En dépit des avis négatifs rendus successivement en 2017 par l’Autorité de la concurrence, le Conseil d’État et la Cour de justice européenne, puis des mises en garde de la Banque centrale européenne et de la Banque de France, les administrateurs des caisses locales se sont majoritairement prononcés pour l’indépendance en avril 2018, lors d’un vote d’orientation (les modalités de ce projet de sortie n’ont pour le moment pas été présentées) à main levée, dont le caractère démocratique est contesté par la Confédération. La fédération du Crédit mutuel Massif central, rattachée à Arkéa, n’a pas pris part à cette consultation, car ses dirigeants refusent le projet de sortie du Crédit mutuel.
Il serait erroné de voir dans ce bras de fer le combat de David (Arkéa) contre Goliath (la CNCCM), ou la résistance du village breton (ou gaulois) contre la capitale (nonobstant les consonances celtes du siège) : d’une part, la banque Arkéa est actuellement prospère et s’est bien développée sous la bannière commune du Crédit mutuel ; d’autre part, la volonté émancipatrice de ses dirigeants ne fait pas l’unanimité parmi ses parties prenantes.
Si l’assemblée générale n’a pas eu l’occasion de s’exprimer, les représentants des principaux syndicats de salariés ainsi que les administrateurs du Crédit mutuel enseignant en Ille-et-Vilaine (7 000 sociétaires) ont déjà fait part de leur hostilité à ce projet de séparation et alerté sur ses conséquences, notamment sur le plan commercial et prudentiel, pour la nouvelle entité, qui devrait abandonner la marque « Crédit mutuel ».
Quoi qu’il en soit, cette nouvelle banque ne pourra être mutualiste, car la création d’un nouveau groupe mutualiste nécessiterait une modification de la loi. Or, le gouvernement exclut cette possibilité, estimant qu’il s’agit d’un différend de nature interne. Le modèle économique de la nouvelle banque reste donc à définir, ce qui engendre de nombreuses incertitudes pour les 4,24 millions de clients et sociétaires d’Arkéa et pour ses 9 000 salariés.

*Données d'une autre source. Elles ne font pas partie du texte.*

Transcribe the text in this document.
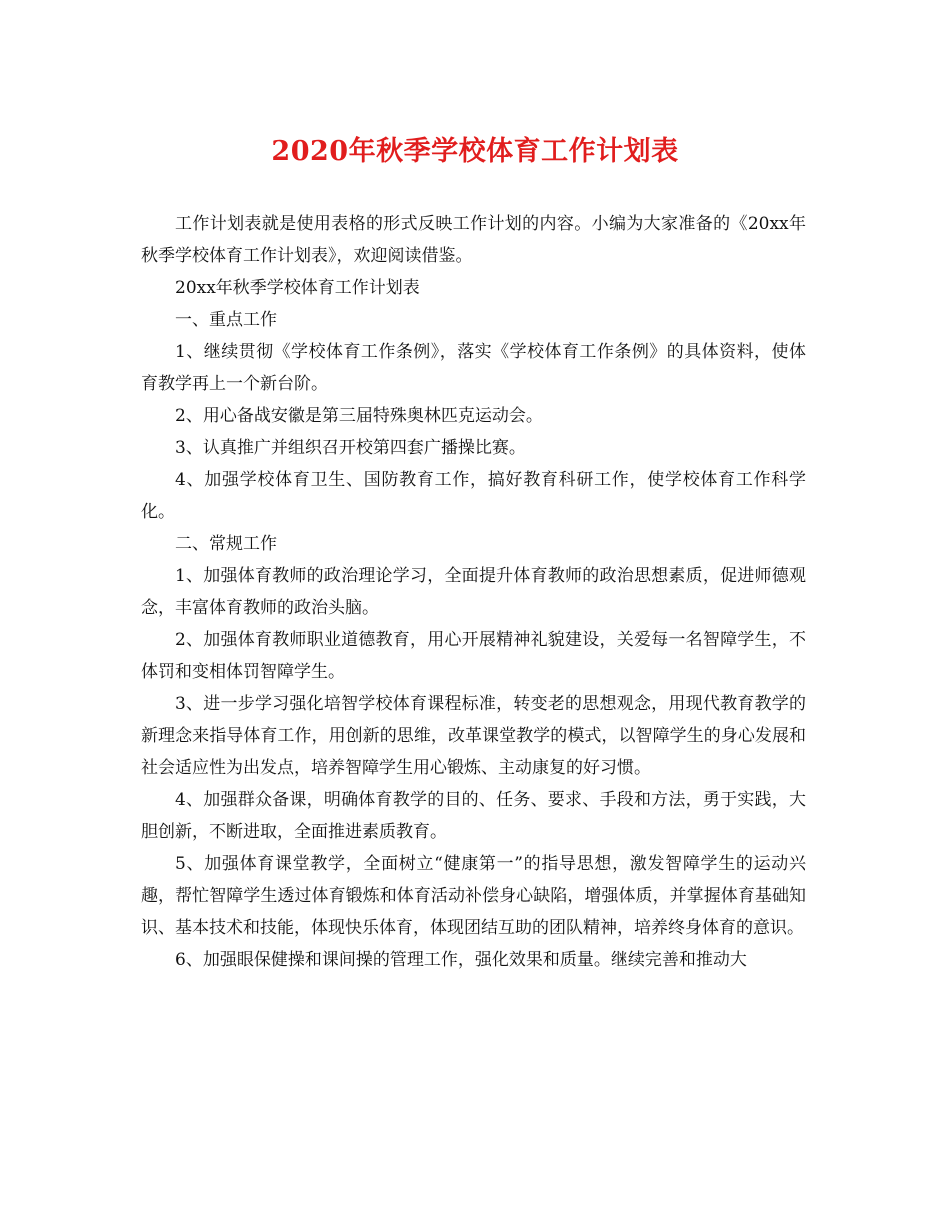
2020年秋季学校体育工作计划表

工作计划表就是使用表格的形式反映工作计划的内容。小编为大家准备的《20xx年秋季学校体育工作计划表》，欢迎阅读借鉴。

20xx年秋季学校体育工作计划表

一、重点工作

1、继续贯彻《学校体育工作条例》，落实《学校体育工作条例》的具体资料，使体育教学再上一个新台阶。

2、用心备战安徽是第三届特殊奥林匹克运动会。

3、认真推广并组织召开校第四套广播操比赛。

4、加强学校体育卫生、国防教育工作，搞好教育科研工作，使学校体育工作科学化。

二、常规工作

1、加强体育教师的政治理论学习，全面提升体育教师的政治思想素质，促进师德观念，丰富体育教师的政治头脑。

2、加强体育教师职业道德教育，用心开展精神礼貌建设，关爱每一名智障学生，不体罚和变相体罚智障学生。

3、进一步学习强化培智学校体育课程标准，转变老的思想观念，用现代教育教学的新理念来指导体育工作，用创新的思维，改革课堂教学的模式，以智障学生的身心发展和社会适应性为出发点，培养智障学生用心锻炼、主动康复的好习惯。

4、加强群众备课，明确体育教学的目的、任务、要求、手段和方法，勇于实践，大胆创新，不断进取，全面推进素质教育。

5、加强体育课堂教学，全面树立“健康第一”的指导思想，激发智障学生的运动兴趣，帮忙智障学生透过体育锻炼和体育活动补偿身心缺陷，增强体质，并掌握体育基础知识、基本技术和技能，体现快乐体育，体现团结互助的团队精神，培养终身体育的意识。

6、加强眼保健操和课间操的管理工作，强化效果和质量。继续完善和推动大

Une affaire à suivre, qui, au-delà de ses rebondissements anecdotiques, interroge à ce stade l’architecture des groupes bancaires mutualistes, l’articulation des pouvoirs décisionnels entre le niveau fédéral et le niveau local, le fonctionnement d’une gouvernance équilibrée entre les différentes parties prenantes (managers, administrateurs, salariés et sociétaires, selon le quadrilatère de Desroche) et le poids des individualités au sein des organismes. Au stade suivant, si l’autonomisation d’Arkéa devient possible, voire effective, surgiront de nouveaux questionnements quant aux conséquences économiques et organisationnelles pour la banque sécessionniste, mais aussi pour le groupe bancaire Crédit mutuel, dont l’architecture globale aura été bousculée et qui aura à cœur de recréer très vite un réseau Crédit mutuel en Bretagne et en Aquitaine. De manière générale, c’est bien la question du mutualisme et de la solidarité qui est posée par cette volonté de sécession.